The plane was on its way from Addis Ababa in Ethiopia to Nairobi in Kenya. In October, a 737 MAX 8 operated by Lion Air crashed into the Java sea shortly after takeoff.  

The SA Civil Aviation Authority (SACAA), like the US Federal Aviation Administration (FAA), did not order the grounding of this aircraft model as a precaution immediately after the Ethiopian Airlines crash.

It was only days later that US President Donald Trump announced the grounding of all Boeing 737 MAX 8s. This step, supported by the manufacturer Boeing, effectively grounded all 371 of these planes in operation around the world. 

In South Africa, meanwhile, there is still not an official airworthiness directive on the SACAA website to make it mandatory to ground all MAX 8s.

Approached for comment, SACAA spokesperson Kabelo Ledwaba said in the authority's view it was not necessary to issue one in SA as only Comair had a MAX 8 that was flying in and out of SA in service, and this aircraft had been voluntarily grounded.

Ledwaba emphasised that immediately after the Ethiopian Airlines crash SACAA started its engagements with Comair and Boeing.

A local aviation expert, who asked to remain anonymous, told Fin24 that questions about whether the SACAA just "slavishly" follows the FAA have been raised in online industry forums in SA.
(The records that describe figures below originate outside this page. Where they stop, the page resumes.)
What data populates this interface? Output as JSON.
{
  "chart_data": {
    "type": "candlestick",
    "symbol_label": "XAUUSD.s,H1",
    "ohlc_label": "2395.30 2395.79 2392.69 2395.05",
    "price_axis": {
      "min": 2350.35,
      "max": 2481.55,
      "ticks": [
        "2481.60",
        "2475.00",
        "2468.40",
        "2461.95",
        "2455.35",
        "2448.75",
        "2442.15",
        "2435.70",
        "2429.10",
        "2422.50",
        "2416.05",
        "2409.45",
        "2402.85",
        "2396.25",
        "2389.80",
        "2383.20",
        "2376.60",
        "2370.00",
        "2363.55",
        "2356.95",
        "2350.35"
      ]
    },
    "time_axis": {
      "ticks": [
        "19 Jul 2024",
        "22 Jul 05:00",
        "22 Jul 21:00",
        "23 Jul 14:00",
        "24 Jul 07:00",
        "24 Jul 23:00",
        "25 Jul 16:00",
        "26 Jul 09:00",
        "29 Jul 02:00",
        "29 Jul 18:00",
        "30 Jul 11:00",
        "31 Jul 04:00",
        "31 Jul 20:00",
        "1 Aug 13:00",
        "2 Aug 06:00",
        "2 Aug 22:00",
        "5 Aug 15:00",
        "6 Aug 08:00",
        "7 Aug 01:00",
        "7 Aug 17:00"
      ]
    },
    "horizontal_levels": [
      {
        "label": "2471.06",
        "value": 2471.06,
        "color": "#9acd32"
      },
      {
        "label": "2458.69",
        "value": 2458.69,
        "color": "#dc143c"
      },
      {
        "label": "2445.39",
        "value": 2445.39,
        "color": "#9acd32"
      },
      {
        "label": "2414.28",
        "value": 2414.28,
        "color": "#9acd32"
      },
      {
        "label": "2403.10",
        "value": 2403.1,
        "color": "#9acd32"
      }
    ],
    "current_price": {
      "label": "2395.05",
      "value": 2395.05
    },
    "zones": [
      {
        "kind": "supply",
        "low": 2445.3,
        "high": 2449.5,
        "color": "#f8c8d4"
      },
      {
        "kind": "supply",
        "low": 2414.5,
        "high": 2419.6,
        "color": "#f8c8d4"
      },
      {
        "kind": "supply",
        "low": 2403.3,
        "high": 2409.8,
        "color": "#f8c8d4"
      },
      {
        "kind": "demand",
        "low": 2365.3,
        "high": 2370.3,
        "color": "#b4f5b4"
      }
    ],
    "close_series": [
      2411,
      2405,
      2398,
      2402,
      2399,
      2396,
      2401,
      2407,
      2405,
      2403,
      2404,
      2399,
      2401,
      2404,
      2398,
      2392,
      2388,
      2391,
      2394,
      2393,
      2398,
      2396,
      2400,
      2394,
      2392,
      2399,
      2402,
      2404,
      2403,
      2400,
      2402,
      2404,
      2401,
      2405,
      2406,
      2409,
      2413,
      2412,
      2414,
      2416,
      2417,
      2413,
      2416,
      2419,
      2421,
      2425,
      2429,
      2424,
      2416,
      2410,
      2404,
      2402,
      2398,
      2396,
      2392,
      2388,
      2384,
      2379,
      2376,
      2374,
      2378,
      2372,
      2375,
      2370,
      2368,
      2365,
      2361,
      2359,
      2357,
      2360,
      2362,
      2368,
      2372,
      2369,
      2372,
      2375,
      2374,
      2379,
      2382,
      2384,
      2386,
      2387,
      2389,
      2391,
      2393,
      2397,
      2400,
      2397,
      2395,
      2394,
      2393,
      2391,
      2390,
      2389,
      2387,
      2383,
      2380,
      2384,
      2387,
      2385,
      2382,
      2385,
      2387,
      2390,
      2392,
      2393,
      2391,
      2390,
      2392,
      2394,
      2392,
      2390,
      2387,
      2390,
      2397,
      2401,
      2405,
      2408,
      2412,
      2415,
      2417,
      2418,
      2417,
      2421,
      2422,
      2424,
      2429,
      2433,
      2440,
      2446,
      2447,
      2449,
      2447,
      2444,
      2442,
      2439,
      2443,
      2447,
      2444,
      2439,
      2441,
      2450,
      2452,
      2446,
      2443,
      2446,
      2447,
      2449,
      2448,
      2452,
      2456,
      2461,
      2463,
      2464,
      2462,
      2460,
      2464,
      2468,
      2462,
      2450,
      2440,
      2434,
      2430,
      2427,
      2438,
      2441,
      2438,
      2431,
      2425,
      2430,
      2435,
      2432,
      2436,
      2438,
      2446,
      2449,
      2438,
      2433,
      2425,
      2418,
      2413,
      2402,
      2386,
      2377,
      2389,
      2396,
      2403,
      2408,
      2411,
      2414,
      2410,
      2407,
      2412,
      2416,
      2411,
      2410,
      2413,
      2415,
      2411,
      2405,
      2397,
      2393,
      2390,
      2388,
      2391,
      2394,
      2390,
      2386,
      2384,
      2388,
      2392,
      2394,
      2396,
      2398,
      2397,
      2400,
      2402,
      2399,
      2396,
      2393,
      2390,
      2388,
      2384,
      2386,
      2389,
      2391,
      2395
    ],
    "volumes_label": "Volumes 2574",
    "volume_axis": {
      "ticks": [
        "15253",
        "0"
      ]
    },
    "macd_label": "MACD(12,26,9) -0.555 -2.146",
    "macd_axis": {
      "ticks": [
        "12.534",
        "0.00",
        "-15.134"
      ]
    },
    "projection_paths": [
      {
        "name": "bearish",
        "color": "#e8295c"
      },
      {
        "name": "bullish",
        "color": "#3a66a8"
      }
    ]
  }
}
"The whole saga again raises the question of why SA has not established an independent air accident investigation body. For the SACAA to be both the regulator and the investigator is surely a conflict of interest. Their current model gives them both of these mandates," he said.

Ledwaba, however, said these kinds of questions and resultant perception is "totally inaccurate".

"In fact, after the (Ethiopian Airlines) accident, we immediately engaged with Comair – the only SA airline operating a 737 MAX 8 - and the manufacturer, Boeing," said Ledwaba.

"After our discussion, Comair willingly opted to remove their MAX 8 from their flight schedule - a move we supported, and think is commendable."

In an opinion piece in the New York Times, James Hall, a former chair of the US National Transportation Board - the Federal agency responsible for investigating all public transport accidents – puts the question whether federal aviation regulators have perhaps allowed the airline industry to have too much power.

Hall points out that the step of grounding the MAX 8s should have been taken directly by the FAA, and not days later by Trump.

He calls for the FAA's oversight of aircraft safety to be examined by the US Congress.

On her website seasoned US aviation writer Christine Negroni, meanwhile, writes that "the decision to ground the (737 MAX 8) must surely be seen as a political one, but not one confined to the US and the pressure is probably not from politicians but pressure on them from the traveling public," she writes.

She too wonders why the FAA, given the recent history of the MAX 8, did not initially ground the plane type soon after the Ethiopian Airlines crash and that it took Trump to finally take this step.

The black boxes from the crashed Ethiopian Airlines Boeing 737 MAX 8 have since been sent to France for analysis.